Left to right: Jordan Gonzales ’24, Kate Hoag ’23, Javier Soto ’25, and Tait Brencher ’23

These “parenticians” express this most when butting heads with the respective fiancé they find themselves with. Creon, for example, is more than willing to use any amount of power he has over Antigone to convince her to go to her wedding, something Antigone resists, knowing her father’s desire is only in service to himself. Creon, for his part, is incredibly anxious about getting Antigone to Phoenicia, seeing that the delay of this wedding has been blown up on social media, inadvertently harming his social standing. Instead of immediately succumbing to Creon’s selfish desires, there is a clear enjoyment in Antigone’s resistance to her uncle’s will. Antigone, while Creon is pleading for her to come, is set on practicing mindfulness, literally digging herself a hole as large as the metaphorical hole Creon has put her in. It would be remiss to not mention how funny these interactions can be, where we see the most powerful man in the world squirm and struggle to impose his will on Antigone, who is content with her shovel and her hole. 

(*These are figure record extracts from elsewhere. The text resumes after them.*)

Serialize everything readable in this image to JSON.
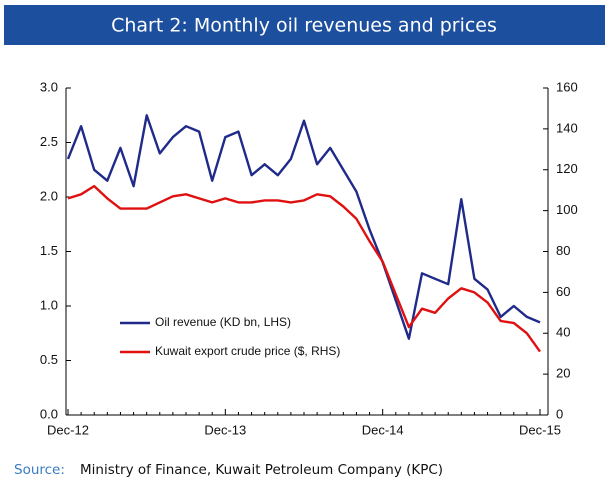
{
  "chart_data": {
    "type": "line",
    "title": "Chart 2: Monthly oil revenues and prices",
    "source_label": "Source:",
    "source": "Ministry of Finance, Kuwait Petroleum Company (KPC)",
    "categories": [
      "Dec-12",
      null,
      null,
      null,
      null,
      null,
      null,
      null,
      null,
      null,
      null,
      null,
      "Dec-13",
      null,
      null,
      null,
      null,
      null,
      null,
      null,
      null,
      null,
      null,
      null,
      "Dec-14",
      null,
      null,
      null,
      null,
      null,
      null,
      null,
      null,
      null,
      null,
      null,
      "Dec-15"
    ],
    "series": [
      {
        "name": "Oil revenue (KD bn, LHS)",
        "color": "#1f2a8a",
        "axis": "y",
        "values": [
          2.35,
          2.65,
          2.25,
          2.15,
          2.45,
          2.1,
          2.75,
          2.4,
          2.55,
          2.65,
          2.6,
          2.15,
          2.55,
          2.6,
          2.2,
          2.3,
          2.2,
          2.35,
          2.7,
          2.3,
          2.45,
          2.25,
          2.05,
          1.7,
          1.4,
          1.05,
          0.7,
          1.3,
          1.25,
          1.2,
          1.98,
          1.25,
          1.15,
          0.9,
          1.0,
          0.9,
          0.85
        ]
      },
      {
        "name": "Kuwait export crude price ($, RHS)",
        "color": "#e01010",
        "axis": "y2",
        "values": [
          106,
          108,
          112,
          106,
          101,
          101,
          101,
          104,
          107,
          108,
          106,
          104,
          106,
          104,
          104,
          105,
          105,
          104,
          105,
          108,
          107,
          102,
          96,
          85,
          75,
          59,
          43,
          52,
          50,
          57,
          62,
          60,
          55,
          46,
          45,
          40,
          31
        ]
      }
    ],
    "ylim": [
      0,
      3
    ],
    "yticks": [
      {
        "value": 0,
        "label": "0.0"
      },
      0.5,
      {
        "value": 1,
        "label": "1.0"
      },
      1.5,
      {
        "value": 2,
        "label": "2.0"
      },
      2.5,
      {
        "value": 3,
        "label": "3.0"
      }
    ],
    "y2lim": [
      0,
      160
    ],
    "y2ticks": [
      0,
      20,
      40,
      60,
      80,
      100,
      120,
      140,
      160
    ],
    "grid": false
  }
}
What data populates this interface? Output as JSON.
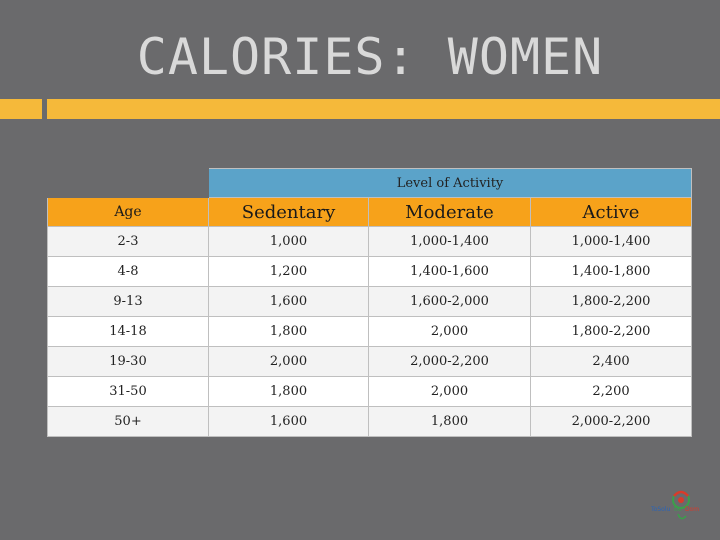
{
  "slide": {
    "title": "CALORIES: WOMEN"
  },
  "table": {
    "group_header": "Level of Activity",
    "columns": [
      "Age",
      "Sedentary",
      "Moderate",
      "Active"
    ],
    "rows": [
      [
        "2-3",
        "1,000",
        "1,000-1,400",
        "1,000-1,400"
      ],
      [
        "4-8",
        "1,200",
        "1,400-1,600",
        "1,400-1,800"
      ],
      [
        "9-13",
        "1,600",
        "1,600-2,000",
        "1,800-2,200"
      ],
      [
        "14-18",
        "1,800",
        "2,000",
        "1,800-2,200"
      ],
      [
        "19-30",
        "2,000",
        "2,000-2,200",
        "2,400"
      ],
      [
        "31-50",
        "1,800",
        "2,000",
        "2,200"
      ],
      [
        "50+",
        "1,600",
        "1,800",
        "2,000-2,200"
      ]
    ]
  },
  "colors": {
    "background": "#6a6a6c",
    "accent_bar": "#f5b93a",
    "group_header": "#5ba3c9",
    "column_header": "#f7a21a"
  },
  "logo": {
    "icon": "organization-logo-icon"
  }
}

The cast of Antigone (Left to right: Jordan Gonzales ’24, Kate Hoag ’23, Javier Soto ’25, Tait Brencher ’23, Max McGuire ’24, Olivia Berenson ’24, and Jordan Zickmann ’26)

Of course, parallel to Creon and Antigone are Eurydice and Haemon, Haemon not enjoying the prospect of their cousin-wedding anymore than Antigone. Haemon is very direct about this with Eurydice, insisting they leaves Thebes with their mother in order to escape the tyrannical Creon. Haemon is adamant about this, but Eurydice will not hear it. According to her, Creon is the most powerful man in the world, and that alone is sufficient means to make her love him. Haemon’s insistence is persistent throughout the play, but Eurydice’s commitment to espousing her husband’s virtues reads almost like a trained media-response, a warm and affectionate smile dawning her face the very instant a camera is trained on her. Haemon, by contrast, cannot bring themselves to support Creon, painfully aware of how different they have been treated by their father after coming out as non-binary. 

Left to right: Max McGuire ’24 as Haemon and Olivia Berenson ’24 as a member of the Chorus of Dissociated Teenagers

It would be remiss to discuss this show without also discussing the reimagining of Antigone’s chorus of souls (Played by Jordan Gonzales, Olivia Berenson, and Jordan Zickmann). The chorus, in the original work of Antigone have elderly men singing about the whims of fate. Instead, the chorus in this work is described as a “chorus of dissociated teens”, whose revelations over the course of the reading come as 2010 -era rock music. The intended image of the chorus members sees them staring at their phone screens in the background, drinking and/or smoking, unengaged with the world around them – relatively similar to Antigone’s distant and obstinate behavior. Perhaps Antigone helps us see why it is so easy for youth to dissociate – in a world where the behaviors of people more powerful than you limit your individual autonomy, why wouldn’t you dissociate?